According to IMS Health, by 2016 global spending on biologic medicines will reach $200 billion, up from $157 billion in 2011. Spending on biosimilars will account for two percent of this figure, a five-fold increase in the same time period.

In addition, with the introduction of the Patient Protection and Affordable Healthcare Act in the US, the use of biosimilars is being actively encouraged.

But with so little clinical experience with rabbitderived antibodies in the literature, Nevins isn’t concerned about emerging biosimilar competition affecting Apexigen’s work.

“There is not a long clinical track record for the performance of rabbit antibodies compared with others,” he says.

In addition, the method of scaling up the production has been tried and tested: “The CMC [chemistry, manufacturing and control] processes for scaling up are very similar to those for other antibodies, so there are no difficulties there,” Nevins says.

There are enough data to show that there aren’t any toxicities or untoward effects caused by rabbit-derived antibodies, as opposed to mouse- or human-derived antibodies, he adds.

However, information about the different antibodies’ performance in the human body, and what the body does to the drug after administration, is, for the time being, thin on the ground, leaving little for biosimilar firms to work with.

“In terms of trying to develop a biosimilar you want something that’s going to perform very similarly, so you would probably have to use a rabbit antibody to get a biosimilar, unless you want to spend an awful lot of time tweaking a mouse antibody to perform like a rabbit’s,” Nevins says.

Pipeline

Apexigen will file an Investigational New Drug (IND) Application in the US on APX005 soon, and Nevins expects clinical trials to start in the near future.
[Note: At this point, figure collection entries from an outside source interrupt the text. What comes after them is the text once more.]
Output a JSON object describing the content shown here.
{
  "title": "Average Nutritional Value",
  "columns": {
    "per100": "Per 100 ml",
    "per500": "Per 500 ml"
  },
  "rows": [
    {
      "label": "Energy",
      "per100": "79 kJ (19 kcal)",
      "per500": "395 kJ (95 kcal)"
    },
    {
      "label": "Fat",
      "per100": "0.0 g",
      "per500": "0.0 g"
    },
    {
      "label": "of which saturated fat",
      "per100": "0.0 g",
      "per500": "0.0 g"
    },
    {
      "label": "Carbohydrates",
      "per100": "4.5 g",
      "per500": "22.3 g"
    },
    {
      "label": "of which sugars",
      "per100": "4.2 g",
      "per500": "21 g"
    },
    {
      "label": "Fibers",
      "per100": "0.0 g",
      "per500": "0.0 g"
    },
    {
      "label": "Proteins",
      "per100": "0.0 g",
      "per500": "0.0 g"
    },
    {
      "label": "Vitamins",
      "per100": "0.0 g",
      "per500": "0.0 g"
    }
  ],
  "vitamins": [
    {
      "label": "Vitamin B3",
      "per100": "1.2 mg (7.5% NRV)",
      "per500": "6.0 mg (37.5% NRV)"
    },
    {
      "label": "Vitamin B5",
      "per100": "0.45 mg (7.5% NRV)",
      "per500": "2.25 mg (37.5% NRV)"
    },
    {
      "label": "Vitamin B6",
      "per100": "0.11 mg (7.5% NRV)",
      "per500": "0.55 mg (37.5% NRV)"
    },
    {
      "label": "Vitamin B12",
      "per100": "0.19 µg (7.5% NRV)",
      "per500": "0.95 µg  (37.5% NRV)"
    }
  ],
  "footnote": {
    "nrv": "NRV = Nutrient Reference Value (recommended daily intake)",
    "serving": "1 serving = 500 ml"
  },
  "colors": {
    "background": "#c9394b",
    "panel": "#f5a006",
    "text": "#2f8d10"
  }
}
The firm has hired Boehringer Ingelheim as its contract manufacturer for its clinical trials.

“APX005 is a CD40 agonist, so it activates an immune response against tumours—we’re very excited about it,” Nevins says.

As well as boosting the body’s immune system to fight cancers that are difficult to treat, such as pancreatic cancer, the drug has also shown the potential to kill tumours directly.

The other drugs in Apexigen’s pipeline are either partnered or due to be partnered with firms in China for development. “We believe the best use of our technology is going to be to go after some of the more difficult targets—targets that companies want to be able to develop antibodies against, but have been frustrated with using other technologies,” he says.

Some proteins are difficult to generate antibodies against because of their structure, Nevins explains. The GBCR class of receptor, for example, has small transmembrane loops that the antibody binds to, though “there’s not very much there for the antibody to see”.

So far Apexigen’s partners have filed four INDs for products using its proprietary technologies—two of which are currently in phase I testing by its partners.

Just two rabbit-derived antibodies are going through clinical trials at the moment, Nevins says, each created by companies that generate antibodies from other animals as well as rabbits. But given the potential of this new technology, he predicts more rabbit-derived antibodies going through the clinic in the near future, creating new options for patients suffering from the most difficult to treat cancers.